As interest has intensified around Ozempic and other injectable diabetes medications like Mounjaro, which works in similar ways, that term has gained traction. Videos related to the subject “food noise explained” have been viewed 1.8 billion times on TikTok. And some of the people who have managed to get their hands on these medications — despite persistent shortages and list prices that can near or surpass a thousand dollars — have shared stories on social media about their experiences.

Wendy Gantt, 56, said she first heard the term food noise on TikTok, where she had also learned about Mounjaro. She found a telehealth platform and received a prescription within a few hours. She can remember the first day she started taking it last summer. “It was like a sense of freedom from that loop of, ‘What am I going to eat? I’m never full; there’s not enough. What can I snack on?’” she said. “It’s like someone took an eraser to it.”

For some, the shortages of these medications have provided a test case, a way to see their lives with and without food noise. Kelsey Ryan, 35, an insurance broker in Canandaigua, N.Y., hasn’t been able to fill her Ozempic prescription for the last few weeks, and the noise has crept back in. It’s not just the pull of soft-serve each day, she said. Food noise, to Ms. Ryan, also means a range of other food-related thoughts: internal negotiations about whether to eat in front of other people, wondering if they’ll judge her for eating fried chicken or if ordering a salad makes it look like she’s trying too hard. Ozempic is more of a way to silence the food noise than anything else, she said.

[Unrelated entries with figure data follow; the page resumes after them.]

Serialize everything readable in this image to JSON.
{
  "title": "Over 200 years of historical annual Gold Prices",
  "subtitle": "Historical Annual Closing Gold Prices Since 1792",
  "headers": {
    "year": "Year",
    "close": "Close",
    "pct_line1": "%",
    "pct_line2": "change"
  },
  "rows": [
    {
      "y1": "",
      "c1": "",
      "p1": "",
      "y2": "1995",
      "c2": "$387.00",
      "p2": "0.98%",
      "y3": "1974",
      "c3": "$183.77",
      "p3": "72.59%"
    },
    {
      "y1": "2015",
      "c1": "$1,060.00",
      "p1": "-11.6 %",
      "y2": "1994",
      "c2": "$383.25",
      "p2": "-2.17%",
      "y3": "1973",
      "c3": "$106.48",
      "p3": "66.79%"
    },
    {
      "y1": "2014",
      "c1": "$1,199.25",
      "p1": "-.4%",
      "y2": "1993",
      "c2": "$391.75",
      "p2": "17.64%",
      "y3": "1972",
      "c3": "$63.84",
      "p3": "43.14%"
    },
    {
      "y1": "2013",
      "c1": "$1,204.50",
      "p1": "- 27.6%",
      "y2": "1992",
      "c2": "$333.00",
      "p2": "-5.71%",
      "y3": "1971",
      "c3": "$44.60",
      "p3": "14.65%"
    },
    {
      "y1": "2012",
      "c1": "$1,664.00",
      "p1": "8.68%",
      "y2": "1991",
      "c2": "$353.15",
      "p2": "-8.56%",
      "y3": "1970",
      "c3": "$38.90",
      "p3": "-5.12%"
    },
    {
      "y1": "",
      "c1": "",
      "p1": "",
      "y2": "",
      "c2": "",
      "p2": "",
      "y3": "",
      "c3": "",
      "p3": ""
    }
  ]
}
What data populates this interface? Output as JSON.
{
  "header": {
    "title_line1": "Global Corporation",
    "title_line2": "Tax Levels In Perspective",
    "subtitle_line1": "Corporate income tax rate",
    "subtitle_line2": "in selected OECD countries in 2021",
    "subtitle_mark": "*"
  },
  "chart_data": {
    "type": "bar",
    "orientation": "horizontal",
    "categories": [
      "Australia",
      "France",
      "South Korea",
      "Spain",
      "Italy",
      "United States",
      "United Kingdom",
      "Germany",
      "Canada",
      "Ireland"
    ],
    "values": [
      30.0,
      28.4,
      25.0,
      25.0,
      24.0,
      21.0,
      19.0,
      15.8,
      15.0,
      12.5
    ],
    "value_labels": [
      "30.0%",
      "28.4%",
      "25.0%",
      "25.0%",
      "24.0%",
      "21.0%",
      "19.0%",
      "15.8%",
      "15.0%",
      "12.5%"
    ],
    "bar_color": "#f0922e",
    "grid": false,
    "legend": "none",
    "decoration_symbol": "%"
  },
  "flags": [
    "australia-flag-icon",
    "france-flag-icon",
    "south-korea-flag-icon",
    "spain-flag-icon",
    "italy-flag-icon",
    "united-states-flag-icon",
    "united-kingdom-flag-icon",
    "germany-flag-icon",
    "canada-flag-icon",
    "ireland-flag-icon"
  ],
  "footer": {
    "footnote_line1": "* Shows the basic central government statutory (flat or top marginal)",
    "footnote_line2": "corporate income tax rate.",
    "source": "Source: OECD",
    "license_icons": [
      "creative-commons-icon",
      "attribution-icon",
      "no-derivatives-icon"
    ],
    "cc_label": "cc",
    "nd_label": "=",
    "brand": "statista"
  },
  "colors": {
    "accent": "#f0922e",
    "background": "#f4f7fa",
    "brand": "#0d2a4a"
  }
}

“It’s a tool,” she said. “It’s not like a magic drug that’s giving people an easy way out.”

There is no clinical definition for food noise, but the experts and patients interviewed for this article generally agreed it was shorthand for constant rumination about food. Some researchers associate the concept with “hedonic hunger,” an intense preoccupation with eating food for the purpose of pleasure, and noted that it could also be a component of binge eating disorder, which is common but often misunderstood.

Obesity medicine specialists have tried to better understand why a person may ruminate about food for some time, said Dr. Robert Gabbay, chief scientific and medical officer of the American Diabetes Association. “It just seems to be that some people are a little more wired this way,” he said. Obsessive rumination about food is most likely a result of genetic factors as well as environmental exposure and learned habits, said Dr. Janice Jin Hwang, chief of the division of endocrinology and metabolism at the University of North Carolina School of Medicine.